I have been reading the Hastie and Tibshirani book again lately, and I noticed in Chapter 9 that the mention the MARS algorithm: Multivariate Adaptive Regression Splines, which is a nonparametric method for fitting a curve to some data.

My question was, how well does this technique work on high-dimensional data? If I remember correctly, one of the key arguments against nonparametric or local regression models was that they did not work very well on high dimensional problems. In high dimensions, the points are already so far away, that you end up creating very wide bins for the data, and this defeats the purpose of local regression or nonparametric methods.
This problem was one of the reasons why Tree based methods became so popular.

However, the Hastie and Tibshirani book., Elements of Statistical Learning introduces the MARS algorithm in the same chapter as Tree based methods.
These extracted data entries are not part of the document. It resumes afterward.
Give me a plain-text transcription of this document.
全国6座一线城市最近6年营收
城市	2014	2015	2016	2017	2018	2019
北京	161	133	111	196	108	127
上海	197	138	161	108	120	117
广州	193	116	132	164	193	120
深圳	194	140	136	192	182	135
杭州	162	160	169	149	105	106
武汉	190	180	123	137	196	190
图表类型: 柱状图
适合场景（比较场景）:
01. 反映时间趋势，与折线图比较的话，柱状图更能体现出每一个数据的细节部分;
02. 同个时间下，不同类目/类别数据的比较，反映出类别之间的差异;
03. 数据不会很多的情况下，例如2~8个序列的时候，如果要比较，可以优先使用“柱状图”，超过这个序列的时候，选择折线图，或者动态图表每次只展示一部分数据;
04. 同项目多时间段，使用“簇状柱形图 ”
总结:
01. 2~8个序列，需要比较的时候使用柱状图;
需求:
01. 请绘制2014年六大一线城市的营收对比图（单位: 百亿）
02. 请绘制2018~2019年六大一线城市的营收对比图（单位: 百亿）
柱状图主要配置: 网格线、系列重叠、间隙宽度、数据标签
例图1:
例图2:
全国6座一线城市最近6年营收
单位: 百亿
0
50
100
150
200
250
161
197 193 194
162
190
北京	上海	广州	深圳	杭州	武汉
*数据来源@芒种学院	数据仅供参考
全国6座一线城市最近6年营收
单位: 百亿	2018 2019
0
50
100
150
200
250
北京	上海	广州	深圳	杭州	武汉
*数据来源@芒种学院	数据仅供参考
So I can't tell if MARS overcomes the problem with dimension that other similar methods have. Does anyone know the answer?

Note that I checked Wikipedia and the HT book itself, but they don't address this question.

Best Answer

In high dimensions, the points are already so far away, that you end up creating very wide bins for the data, and this defeats the purpose of local regression or nonparametric methods.

This 'curse of dimensionality' mostly occurs when the predictors are considered in tandem; not when variables are considered one-by-one, which is essentially what tree-based methods do, and MARS also. In each of the separate dimensions spanned by the predictors variables, the distance between points does not increase.

I expect MARS can do well in high dimensions, if interaction depth is kept low and probably some sparsity should be enforced. The latter can be done by not allowing the forward pass to select a large number of terms, and/or not allowing the backward pass to retain a large number of terms.